Os outros caíram antes de tempo em consequência de revoluções, demissões, manifestações ou crises políticas ou económicas.

Os três Governos que completaram os mandatos foram os dois de Cavaco Silva com maioria absoluta e o primeiro de António Guterres.

E, se considerarmos que esse Governo de Guterres já não tinha maioria e beneficiou muito da estabilidade que vinha de trás, a situação ainda é mais preocupante.

ISTO conduz-nos a uma primeira grande conclusão: o principal problema de Portugal é a instabilidade política.

Sem estabilidade não se constrói nada.

Ora a estabilidade defende-se, em primeiro lugar, cumprindo regras e criando hábitos.

Um deles é a realização de eleições legislativas de quatro em quatro anos.

Isto terá de entrar nos hábitos dos portugueses.

Subverter os prazos, cair na tentação de recorrer constantemente às urnas, conduzirá inevitavelmente ao abismo em que a I República se afundou.

E a verdade é que estamos outra vez à beira disso: depois da aparente estabilidade conquistada no cavaquismo e nos primeiros anos do guterrismo, o Governo anterior já só durou dois anos e este corre o mesmo risco.

Onde é que isto vai parar?

DESDE que se soube da ida de Durão Barroso para Bruxelas todos têm contribuído para a instabilidade política.

Contribuiu o PSD – cujos dirigentes, que deveriam manter-se silenciosos, começaram a disparar em várias direcções dando um péssimo exemplo de imaturidade e falta de contenção.

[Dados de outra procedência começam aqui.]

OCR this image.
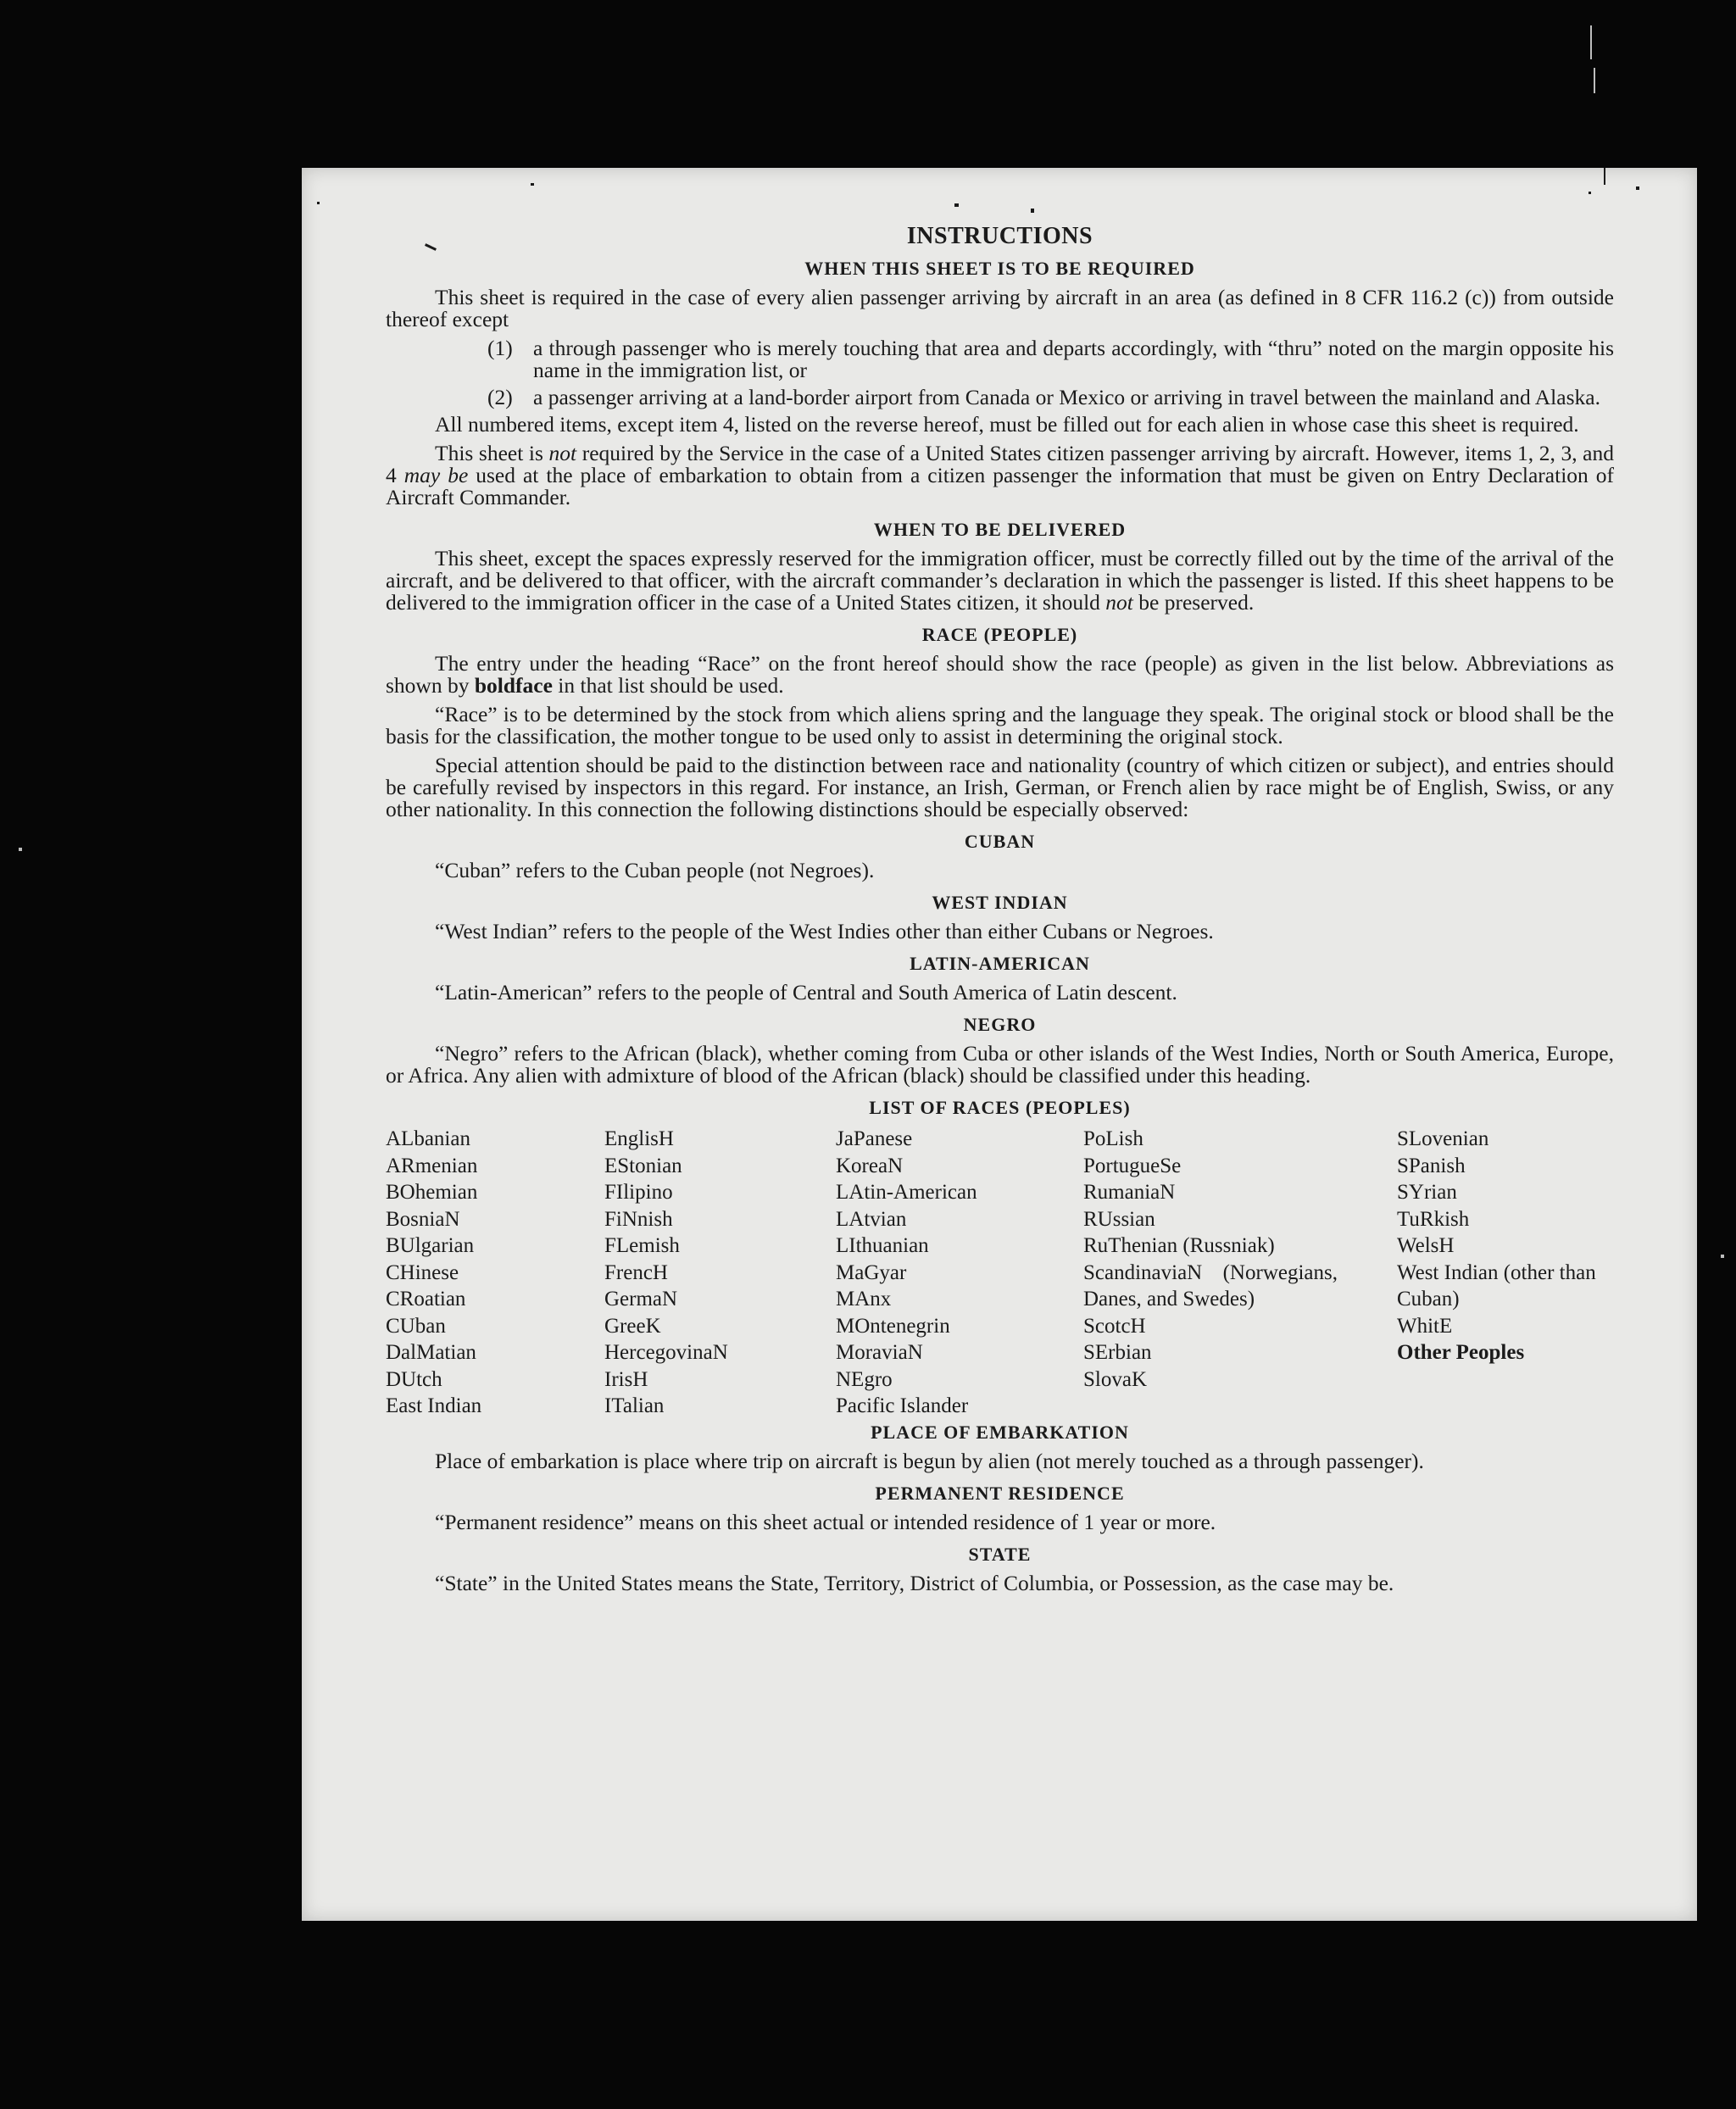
INSTRUCTIONS
WHEN THIS SHEET IS TO BE REQUIRED

This sheet is required in the case of every alien passenger arriving by aircraft in an area (as defined in 8 CFR 116.2 (c)) from outside thereof except

(1) a through passenger who is merely touching that area and departs accordingly, with “thru” noted on the margin opposite his name in the immigration list, or
(2) a passenger arriving at a land-border airport from Canada or Mexico or arriving in travel between the mainland and Alaska.

All numbered items, except item 4, listed on the reverse hereof, must be filled out for each alien in whose case this sheet is required.

This sheet is not required by the Service in the case of a United States citizen passenger arriving by aircraft. However, items 1, 2, 3, and 4 may be used at the place of embarkation to obtain from a citizen passenger the information that must be given on Entry Declaration of Aircraft Commander.

WHEN TO BE DELIVERED

This sheet, except the spaces expressly reserved for the immigration officer, must be correctly filled out by the time of the arrival of the aircraft, and be delivered to that officer, with the aircraft commander’s declaration in which the passenger is listed. If this sheet happens to be delivered to the immigration officer in the case of a United States citizen, it should not be preserved.

RACE (PEOPLE)

The entry under the heading “Race” on the front hereof should show the race (people) as given in the list below. Abbreviations as shown by boldface in that list should be used.

“Race” is to be determined by the stock from which aliens spring and the language they speak. The original stock or blood shall be the basis for the classification, the mother tongue to be used only to assist in determining the original stock.

Special attention should be paid to the distinction between race and nationality (country of which citizen or subject), and entries should be carefully revised by inspectors in this regard. For instance, an Irish, German, or French alien by race might be of English, Swiss, or any other nationality. In this connection the following distinctions should be especially observed:

CUBAN
“Cuban” refers to the Cuban people (not Negroes).
WEST INDIAN
“West Indian” refers to the people of the West Indies other than either Cubans or Negroes.
LATIN-AMERICAN
“Latin-American” refers to the people of Central and South America of Latin descent.
NEGRO

“Negro” refers to the African (black), whether coming from Cuba or other islands of the West Indies, North or South America, Europe, or Africa. Any alien with admixture of blood of the African (black) should be classified under this heading.

LIST OF RACES (PEOPLES)
ALbanian
ARmenian
BOhemian
BosniaN
BUlgarian
CHinese
CRoatian
CUban
DalMatian
DUtch
East Indian
EnglisH
EStonian
FIlipino
FiNnish
FLemish
FrencH
GermaN
GreeK
HercegovinaN
IrisH
ITalian
JaPanese
KoreaN
LAtin-American
LAtvian
LIthuanian
MaGyar
MAnx
MOntenegrin
MoraviaN
NEgro
Pacific Islander
PoLish
PortugueSe
RumaniaN
RUssian
RuThenian (Russniak)
ScandinaviaN (Norwegians, Danes, and Swedes)
ScotcH
SErbian
SlovaK
SLovenian
SPanish
SYrian
TuRkish
WelsH
West Indian (other than Cuban)
WhitE
Other Peoples
PLACE OF EMBARKATION

Place of embarkation is place where trip on aircraft is begun by alien (not merely touched as a through passenger).

PERMANENT RESIDENCE

“Permanent residence” means on this sheet actual or intended residence of 1 year or more.

STATE

“State” in the United States means the State, Territory, District of Columbia, or Possession, as the case may be.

Manuela Ferreira Leite, Marques Mendes, Luís Filipe Menezes, outros mais, vieram a público deitar gasolina no fogo.

Contribuíram, também, os partidos da oposição.

Não se esperaria grande coisa do PCP e do BE, que são partidos anti-sistema e jogam no «quanto pior melhor».

Mas o PS deveria ter uma posição mais responsável, não clamando por eleições, ainda por cima sabendo que a situação no seu interior está longe de ser estável e que o seu líder tem muito poucos apoios internos.

Contribuiu, finalmente, o Presidente da República.

Quando deveria ser um referencial de serenidade, Jorge Sampaio teve uma atitude um tanto infantil ao fazer questão de vir lembrar que é ele quem manda, que é dele a última palavra.

Ora um Presidente não precisa de o lembrar: o poder não se propagandeia, exerce-se.

Depois, não se percebe que um Presidente da República precise de ouvir tanta gente para tomar uma decisão sobre um assunto em relação ao qual já deveria ter opinião formada.

A demissão de um primeiro-ministro é uma situação previsível.

Será que Sampaio nunca tinha pensado nela?

A chamada de tanta gente a Belém, longe de contribuir para o esclarecimento do país, só baralha ainda mais as coisas e faz crescer as especulações.

NÃO é preciso ser génio para reflectir de forma lógica sobre a situação criada pela demissão de Durão Barroso.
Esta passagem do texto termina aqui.